The Jesuit Guide To (Almost) Everything - James Martin [19]
The pitfall for this path is similar to the one for the path of independence: the danger of not settling for any tradition because none is perfect. An even greater danger for explorers is not settling on any one religious tradition because it doesn’t suit them: God may become someone who is supposed to satisfy their needs. God becomes what one writer called a “pocket-size God,” small enough to put in your pocket when God doesn’t suit you (for example, when the Scriptures say things that you would rather not hear) and take out of your pocket only when convenient.
Another danger is a lack of commitment. Your entire life may become one of exploration—constant sampling, spiritual grazing. And when the path becomes the goal, rather than God, people may ultimately find themselves unfulfilled, confused, lost, and maybe even a little sad.
The Path of Confusion
This final path crosses all the other ones at various points. People on the path of confusion run hot and cold with their childhood faith— finding it relatively easy to believe in God at times, almost impossible at others. They haven’t “fallen away,” but they’ve not stayed connected either. They cry out to God in prayer and then wonder why there doesn’t seem to be an answer. They intuit God’s presence during important moments, and perhaps even during religious services, but find themselves bothered by the problems of belonging to a church, synagogue, or mosque. They may pray from time to time, particularly when in dire need, and they may go to services on key holidays.
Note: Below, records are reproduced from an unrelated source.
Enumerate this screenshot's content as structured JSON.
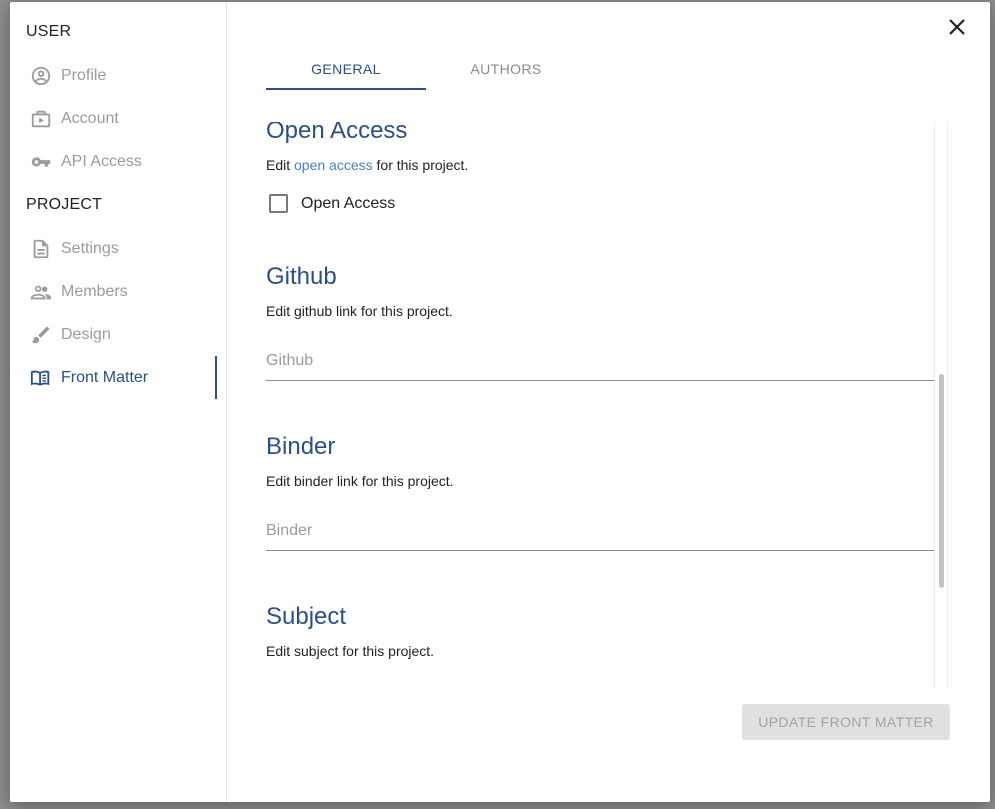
{
  "sidebar": {
    "user_title": "USER",
    "project_title": "PROJECT",
    "user_items": [
      {
        "label": "Profile",
        "icon": "account-circle-icon"
      },
      {
        "label": "Account",
        "icon": "briefcase-icon"
      },
      {
        "label": "API Access",
        "icon": "key-icon"
      }
    ],
    "project_items": [
      {
        "label": "Settings",
        "icon": "document-icon"
      },
      {
        "label": "Members",
        "icon": "people-icon"
      },
      {
        "label": "Design",
        "icon": "brush-icon"
      },
      {
        "label": "Front Matter",
        "icon": "book-icon",
        "active": true
      }
    ]
  },
  "tabs": [
    {
      "label": "GENERAL",
      "active": true
    },
    {
      "label": "AUTHORS",
      "active": false
    }
  ],
  "sections": {
    "open_access": {
      "title": "Open Access",
      "desc_prefix": "Edit ",
      "desc_link": "open access",
      "desc_suffix": " for this project.",
      "checkbox_label": "Open Access",
      "checked": false
    },
    "github": {
      "title": "Github",
      "desc": "Edit github link for this project.",
      "placeholder": "Github",
      "value": ""
    },
    "binder": {
      "title": "Binder",
      "desc": "Edit binder link for this project.",
      "placeholder": "Binder",
      "value": ""
    },
    "subject": {
      "title": "Subject",
      "desc": "Edit subject for this project."
    }
  },
  "update_button": "UPDATE FRONT MATTER",
  "colors": {
    "accent": "#2b4f86",
    "link": "#4a7fc1",
    "muted": "#9b9b9b",
    "disabled_bg": "#e0e0e0"
  }
}
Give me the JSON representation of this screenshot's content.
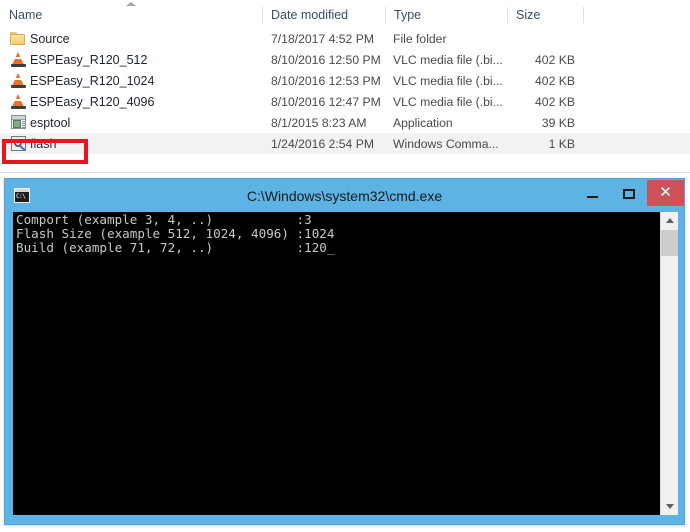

But for this group, finding God is a mystery, a worry, or a problem.
The main benefit of this path is that it often helps people to fine-tune their approach to their childhood faith. Unlike those who consider themselves clearly religious or clearly nonreligious, these people have not yet made up their minds, and so they are constantly refining their ideas about a religious commitment.
But confusion can lapse into laziness. Avoiding worship services because of a particular criticism can lead to leaving organized religion entirely because it’s too much work, or because it takes too much energy to belong to a group that demands, say, charity and forgiveness.
Much of my adult life, before entering the Jesuits, was spent on this path. As a boy, I was raised in a loving family with a lukewarm Catholic background. My family went to church regularly, but we didn’t engage in those practices that mark very religious Catholics— saying grace at meals, speaking regularly about God, praying before going to bed, and attending Catholic schools. And in college I grew increasingly confused about God.
After Jacque’s mysterious answer moved me to give God another chance, I returned to church, but in a desultory way. I wasn’t sure exactly what, or who, I believed in. So for several years God the Problem Solver was replaced by a more amorphous spiritual concept: God the Life Force, God the Other, God the Far-Away One. While these are valid images of God, I had no idea that God could be anything but those abstract ideas. And I figured that things would stay that way until I died.
Then, at age twenty-six, I came home one night after work and turned on the television set. After graduation, I had taken a job with General Electric but was beginning to grow dissatisfied with the work. After six years of working late at night and on the weekends, I had also started to develop stress-related stomach problems and was wondering how much more I could take.
On television that night was a documentary about Thomas Merton, a man who had turned his back on a dissolute life to enter a Trappist monastery in the early 1940s.